As we discussed in our last post, requirements gathering and analysis are the critical first steps in a successful and well-organized waterfall development process. Taking enough time and effort to execute these steps properly ensures that the rest of development will be on-track and to the customer’s expectations (as much as possible).
The most obvious reason for gathering and analyzing requirements properly is to avoid the scenario where you and your team show a nearly finished product to the customer only to find it doesn’t meet their needs or expectations. Necessarily, proper requirements gathering forces you to deal with these potential problems during the initial phase.
More often than not, issues during this phase come from the customer. As TechRepublic notes in this article, customers often don’t know exactly what they want and need. This leads to ambiguous requirements, and without clear requirements there’s no telling if the product developed will be satisfactory to the customer.
Another frequent issue that stems from the same cause is requirements changing during development. You’ve seen this one play out in any number of ways – the customer sees another product with features they like, they preview the product in development and decide something needs changing, or they just change their mind out of the blue.
Through the requirements gathering and analysis phases, these problems can be avoided. Proper and thorough communication with the customer is at the root of eliminating these issues. As the developer it’s your job to help the customer define exactly what they need and desire out of the product. As Martin Bauer puts it in his article, “There’s little use writing requirements if they are not an accurate reflection of what the client wants.”

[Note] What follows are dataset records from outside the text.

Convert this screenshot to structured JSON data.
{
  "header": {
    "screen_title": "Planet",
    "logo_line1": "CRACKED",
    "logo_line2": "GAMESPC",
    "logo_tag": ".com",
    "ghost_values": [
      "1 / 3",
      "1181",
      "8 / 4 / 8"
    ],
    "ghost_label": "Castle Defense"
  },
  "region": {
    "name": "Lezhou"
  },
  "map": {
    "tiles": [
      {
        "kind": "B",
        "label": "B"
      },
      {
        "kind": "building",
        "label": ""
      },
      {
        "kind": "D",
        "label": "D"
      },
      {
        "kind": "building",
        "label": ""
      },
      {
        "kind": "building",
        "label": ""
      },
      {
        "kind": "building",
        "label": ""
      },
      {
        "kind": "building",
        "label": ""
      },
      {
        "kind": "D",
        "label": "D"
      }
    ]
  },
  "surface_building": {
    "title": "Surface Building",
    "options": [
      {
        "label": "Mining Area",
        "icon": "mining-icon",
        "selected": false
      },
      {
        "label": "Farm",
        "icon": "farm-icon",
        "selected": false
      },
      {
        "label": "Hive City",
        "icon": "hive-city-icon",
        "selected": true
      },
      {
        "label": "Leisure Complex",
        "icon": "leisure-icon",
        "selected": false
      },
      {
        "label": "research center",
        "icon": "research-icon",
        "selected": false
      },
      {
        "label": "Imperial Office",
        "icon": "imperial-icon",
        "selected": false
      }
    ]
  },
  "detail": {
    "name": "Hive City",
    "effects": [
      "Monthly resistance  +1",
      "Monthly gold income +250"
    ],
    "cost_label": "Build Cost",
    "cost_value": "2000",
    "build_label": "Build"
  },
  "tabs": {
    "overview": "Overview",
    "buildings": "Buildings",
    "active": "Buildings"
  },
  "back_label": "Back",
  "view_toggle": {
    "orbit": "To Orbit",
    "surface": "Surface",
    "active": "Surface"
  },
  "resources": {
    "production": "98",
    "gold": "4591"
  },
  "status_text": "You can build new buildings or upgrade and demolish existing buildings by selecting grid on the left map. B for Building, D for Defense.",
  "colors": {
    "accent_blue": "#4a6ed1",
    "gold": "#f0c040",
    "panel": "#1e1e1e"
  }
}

Sometimes, getting the requirements straight is a matter of meeting with the customer multiple times and/or with multiple people, such as stakeholders. Discuss the full timeline of the project; not just the timeline to the final delivery, but milestones and progress checks along the way. This allows you to avoid spontaneous (major) changes in requirements – decide together with the customer that no changes may be made past certain milestones, etc. With proper communication, the customer feels involved and in the loop on development – avoiding unwelcome surprises later.